Spring 2012

Food: Power, Identity, Memory

Listed in: Spanish, as SPAN-386



This course will look at some of the most important texts from the fifteenth to the nineteenth century in order to trace the importance that food played in the colonization and development of Spanish America:  Columbus (his initial encounters; search for spices; concerns about feeding his fleet); Bernal Díaz del Castillo and Miguel León Portilla (the conquest of Mexico--are you what you eat?); Alvar Núñez Cabeza de Vaca's odyssey of hunger in the U.S. Southwest; Gonzalo Fernández de Oviedo, first official chronicler of the Indies and their flora; the Inca Garcilaso de la Vega (first important mestizo historian) on the beginnings of the food exchange; Arzáns de Orsúa y Vela on the association between coca and witchcraft in colonial Potosí.
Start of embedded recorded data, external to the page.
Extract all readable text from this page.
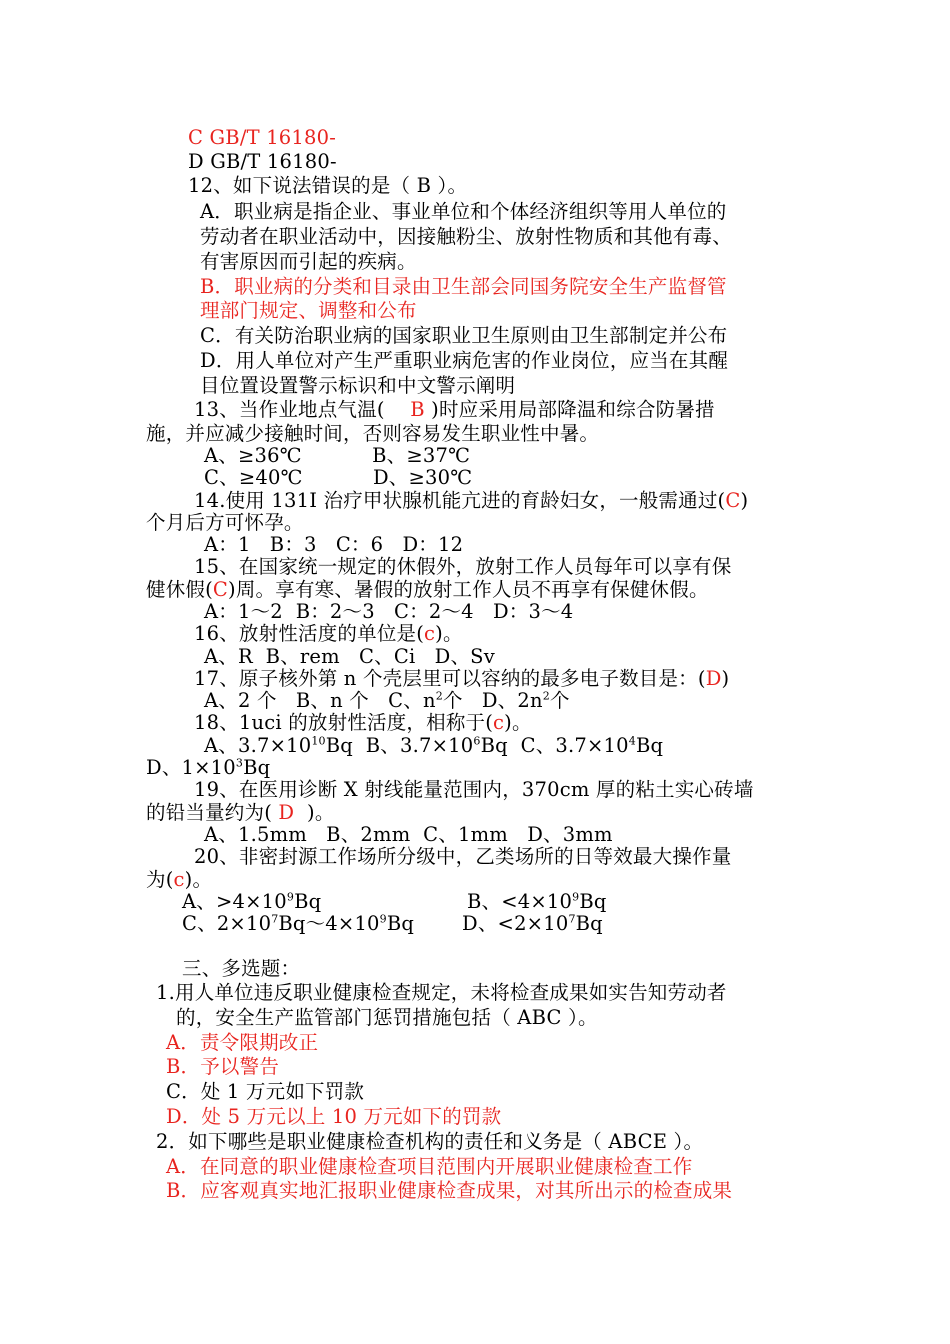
C GB/T 16180-
D GB/T 16180-
12、如下说法错误的是（ B ）。
A．职业病是指企业、事业单位和个体经济组织等用人单位的
劳动者在职业活动中，因接触粉尘、放射性物质和其他有毒、
有害原因而引起的疾病。
B．职业病的分类和目录由卫生部会同国务院安全生产监督管
理部门规定、调整和公布
C．有关防治职业病的国家职业卫生原则由卫生部制定并公布
D．用人单位对产生严重职业病危害的作业岗位，应当在其醒
目位置设置警示标识和中文警示阐明
13、当作业地点气温(    B )时应采用局部降温和综合防暑措
施，并应减少接触时间，否则容易发生职业性中暑。
A、≥36℃           B、≥37℃
C、≥40℃           D、≥30℃
14.使用 131I 治疗甲状腺机能亢进的育龄妇女，一般需通过(C)
个月后方可怀孕。
A：1   B：3   C：6   D：12
15、在国家统一规定的休假外，放射工作人员每年可以享有保
健休假(C)周。享有寒、暑假的放射工作人员不再享有保健休假。
A：1～2  B：2～3   C：2～4   D：3～4
16、放射性活度的单位是(c)。
A、R  B、rem   C、Ci   D、Sv
17、原子核外第 n 个壳层里可以容纳的最多电子数目是：(D)
A、2 个   B、n 个   C、$n^2$个   D、$2n^2$个
18、1uci 的放射性活度，相称于(c)。
A、$3.7\times 10^{10}Bq$  B、$3.7\times 10^6Bq$  C、$3.7\times 10^4Bq$
D、$1\times 10^3Bq$
19、在医用诊断 X 射线能量范围内，370cm 厚的粘土实心砖墙
的铅当量约为( D  )。
A、1.5mm   B、2mm  C、1mm   D、3mm
20、非密封源工作场所分级中，乙类场所的日等效最大操作量
为(c)。
A、$>4\times 10^9Bq$	B、$<4\times 10^9Bq$
C、$2\times 10^7Bq\sim 4\times 10^9Bq$ D、$<2\times 10^7Bq$
三、多选题：
1.用人单位违反职业健康检查规定，未将检查成果如实告知劳动者
的，安全生产监管部门惩罚措施包括（ ABC ）。
A．责令限期改正
B．予以警告
C．处 1 万元如下罚款
D．处 5 万元以上 10 万元如下的罚款
2．如下哪些是职业健康检查机构的责任和义务是（ ABCE ）。
A．在同意的职业健康检查项目范围内开展职业健康检查工作
B．应客观真实地汇报职业健康检查成果，对其所出示的检查成果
Nuns had their own rules about fasting and discipline of the body: we will look at Sor Juana Inés de la Cruz and her late seventeenth-century contemporary Madre María de San José and also examine the turmoil caused by nuns’ unwillingness to give up drinking chocolate.  We will study the famous eighteenth-century Castas Paintings, which pair racial mixtures and autocthonous foods, as well as Concolorcorvo’s travels and his descriptions of the food practices of the gauchos. While poet Andrés Bello celebrated the fertility of the tropical American land, Argentina´s foremost woman writer, Juana Manuela Gorriti, created a celebrity community cookbook which offers a fascinating glimpse of her social, literary and economic context. We will read works by both writers. Since travel literature was an important genre in this century, we will also read Argentine Eduarda Mansilla de García´s 1861 narrative of her visit to the United States and her impressions of the country and of the food.  Conducted in Spanish.

Requisite:  SPAN 199, 211 or 212 or consent of the instructor.  Limited to 15 students.  Spring semester.  Professor Scott.